The next day all of the surrounding cubicles had been papered with a photocopied typed list of how to properly act in an office. #3 was circled, it said: “3. Respect others – do not yell at or belittle your coworkers.” Mr. Rogers asked Emmie if she had printed and distributed the papers and she denied it. He immediately marched to their boss’ office and when confronted by the boss, Emmie admitted that it was her. The papers were removed, although she was allowed to keep one in her cubicle. Mr. Rogers and my mom complained but were told it was allowed – another manager warned her that Emmie was in a number of minority groups – based on her race, gender and medical issues – and that her company has a history of ignoring issues from people like that for fear of being sued.

Last week mom and I went on a walk and she was extremely agitated. Her boss had called her into his office and asked her about Emmie’s desk. Apparently Emmie complained that her notebook and some personal items had been moved. According to mom, her boss emphasized that she was not being accused of anything but she felt like it was implied. She denied doing anything and went back to her desk, but worries that Emmie is setting up a hostile work environment claim.

Now that Mom is so worked up about it, every little thing is getting to her. The fact that Emmie sighs loudly when Mom picks up her phone, she slams her drawers and scribbles in that notebook drives her batty. Plus there’s a new thing.

“When she walks by my desk to go home she won’t look at me and as she passes by she says ‘ugh’. Every. Single. Day.”

“Don’t fixate, it’s not healthy.”

“You don’t know what it’s like to have someone treat you so badly all of the time!”

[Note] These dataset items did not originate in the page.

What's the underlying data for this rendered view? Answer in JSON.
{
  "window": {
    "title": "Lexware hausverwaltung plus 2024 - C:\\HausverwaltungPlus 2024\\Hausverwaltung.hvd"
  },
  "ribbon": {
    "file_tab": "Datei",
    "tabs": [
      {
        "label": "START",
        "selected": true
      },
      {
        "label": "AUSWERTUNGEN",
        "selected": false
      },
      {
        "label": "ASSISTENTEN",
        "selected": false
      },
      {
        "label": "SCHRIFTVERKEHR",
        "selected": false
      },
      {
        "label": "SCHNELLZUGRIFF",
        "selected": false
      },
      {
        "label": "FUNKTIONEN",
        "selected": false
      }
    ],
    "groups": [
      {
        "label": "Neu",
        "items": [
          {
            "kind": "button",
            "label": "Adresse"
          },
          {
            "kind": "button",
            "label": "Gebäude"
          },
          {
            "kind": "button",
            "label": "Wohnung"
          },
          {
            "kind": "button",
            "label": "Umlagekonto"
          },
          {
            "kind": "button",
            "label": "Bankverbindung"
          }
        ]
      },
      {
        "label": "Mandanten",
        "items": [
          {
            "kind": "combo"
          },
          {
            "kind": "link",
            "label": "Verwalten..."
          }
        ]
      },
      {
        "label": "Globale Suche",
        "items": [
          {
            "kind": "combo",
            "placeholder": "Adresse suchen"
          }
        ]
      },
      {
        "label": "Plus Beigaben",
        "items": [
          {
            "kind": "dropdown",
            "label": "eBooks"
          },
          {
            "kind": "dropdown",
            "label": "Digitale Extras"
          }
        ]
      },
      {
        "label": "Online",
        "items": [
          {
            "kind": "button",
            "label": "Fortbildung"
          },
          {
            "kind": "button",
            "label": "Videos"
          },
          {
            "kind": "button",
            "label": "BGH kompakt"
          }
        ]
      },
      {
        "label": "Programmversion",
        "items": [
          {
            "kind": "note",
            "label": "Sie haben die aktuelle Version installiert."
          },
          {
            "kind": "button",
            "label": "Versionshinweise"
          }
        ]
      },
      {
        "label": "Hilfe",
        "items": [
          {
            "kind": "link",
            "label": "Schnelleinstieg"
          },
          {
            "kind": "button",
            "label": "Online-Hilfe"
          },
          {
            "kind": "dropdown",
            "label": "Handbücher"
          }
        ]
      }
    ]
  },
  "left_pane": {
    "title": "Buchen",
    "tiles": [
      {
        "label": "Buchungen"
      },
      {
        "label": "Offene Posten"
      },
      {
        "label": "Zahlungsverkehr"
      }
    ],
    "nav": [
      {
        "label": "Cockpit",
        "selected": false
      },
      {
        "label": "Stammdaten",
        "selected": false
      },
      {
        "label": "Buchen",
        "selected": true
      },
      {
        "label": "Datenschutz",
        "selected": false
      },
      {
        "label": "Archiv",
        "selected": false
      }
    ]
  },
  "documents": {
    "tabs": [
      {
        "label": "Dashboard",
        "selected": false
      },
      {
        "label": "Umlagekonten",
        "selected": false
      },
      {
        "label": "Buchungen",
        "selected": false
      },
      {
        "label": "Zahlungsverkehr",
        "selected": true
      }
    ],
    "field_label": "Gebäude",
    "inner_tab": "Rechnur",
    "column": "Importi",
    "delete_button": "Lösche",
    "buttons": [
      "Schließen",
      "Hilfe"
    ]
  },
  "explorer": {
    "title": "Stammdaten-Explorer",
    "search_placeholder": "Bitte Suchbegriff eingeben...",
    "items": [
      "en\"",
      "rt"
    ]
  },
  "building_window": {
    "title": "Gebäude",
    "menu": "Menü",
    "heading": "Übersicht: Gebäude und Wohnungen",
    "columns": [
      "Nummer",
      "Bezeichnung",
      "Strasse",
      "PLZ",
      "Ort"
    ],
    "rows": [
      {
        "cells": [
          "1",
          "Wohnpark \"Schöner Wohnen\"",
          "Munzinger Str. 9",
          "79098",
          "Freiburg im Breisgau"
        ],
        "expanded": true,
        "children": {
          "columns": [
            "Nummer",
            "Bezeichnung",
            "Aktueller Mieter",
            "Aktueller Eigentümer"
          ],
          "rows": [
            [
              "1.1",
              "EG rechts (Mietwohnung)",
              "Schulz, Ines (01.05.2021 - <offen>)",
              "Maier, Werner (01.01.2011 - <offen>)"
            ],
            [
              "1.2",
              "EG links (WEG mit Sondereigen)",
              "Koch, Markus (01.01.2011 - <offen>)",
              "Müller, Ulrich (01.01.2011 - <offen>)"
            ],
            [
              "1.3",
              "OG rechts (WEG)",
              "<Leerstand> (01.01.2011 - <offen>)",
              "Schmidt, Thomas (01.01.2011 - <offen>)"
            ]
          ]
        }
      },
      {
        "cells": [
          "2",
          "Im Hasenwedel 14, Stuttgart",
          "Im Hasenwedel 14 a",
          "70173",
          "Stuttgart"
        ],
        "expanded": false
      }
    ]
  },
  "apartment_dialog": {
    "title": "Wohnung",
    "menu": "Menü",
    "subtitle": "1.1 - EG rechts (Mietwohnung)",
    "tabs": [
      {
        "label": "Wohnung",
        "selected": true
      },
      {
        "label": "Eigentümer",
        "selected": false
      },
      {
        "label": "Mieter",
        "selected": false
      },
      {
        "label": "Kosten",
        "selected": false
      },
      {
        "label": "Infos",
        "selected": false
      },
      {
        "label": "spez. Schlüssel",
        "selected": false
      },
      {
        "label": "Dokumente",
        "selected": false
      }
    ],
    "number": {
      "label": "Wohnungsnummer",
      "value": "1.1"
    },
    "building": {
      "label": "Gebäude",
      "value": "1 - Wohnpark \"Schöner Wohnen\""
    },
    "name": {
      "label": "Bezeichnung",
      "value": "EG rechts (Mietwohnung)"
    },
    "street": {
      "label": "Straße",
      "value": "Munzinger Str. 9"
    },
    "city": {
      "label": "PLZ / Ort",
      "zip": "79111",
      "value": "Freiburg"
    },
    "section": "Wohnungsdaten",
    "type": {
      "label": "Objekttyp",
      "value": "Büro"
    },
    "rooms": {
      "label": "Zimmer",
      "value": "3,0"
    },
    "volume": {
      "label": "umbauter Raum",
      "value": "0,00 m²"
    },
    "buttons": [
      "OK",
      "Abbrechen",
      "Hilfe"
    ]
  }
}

“When I was a kid, you used to tell me to ignore kids when they acted badly. It pissed me off that they got a pass for being jerks, so I’m going to piss you off. Guess what? Ignoring your morning greeting, sighing when you pick up the phone, saying ‘ugh’ when she walks by – it’s rude, but she can be rude if she wants. Get over it. It sounds like she’s doing it just to mess with you, in which case you can ignore it like an adult or you can get your own notebook and when she says ‘ugh’ or whatever, write notes. But not about her, write things like what project you’re working on, or things you can do to improve your job. That way if she complains about your notebook, you can hand it over and show that you haven’t been doing anything wrong. Then demand they look at her notebook. Either man up and start playing the manipulation game or learn to live with it.”

Mom is convinced that this all constitutes a hostile work environment…I’m not so sure. Any opinions?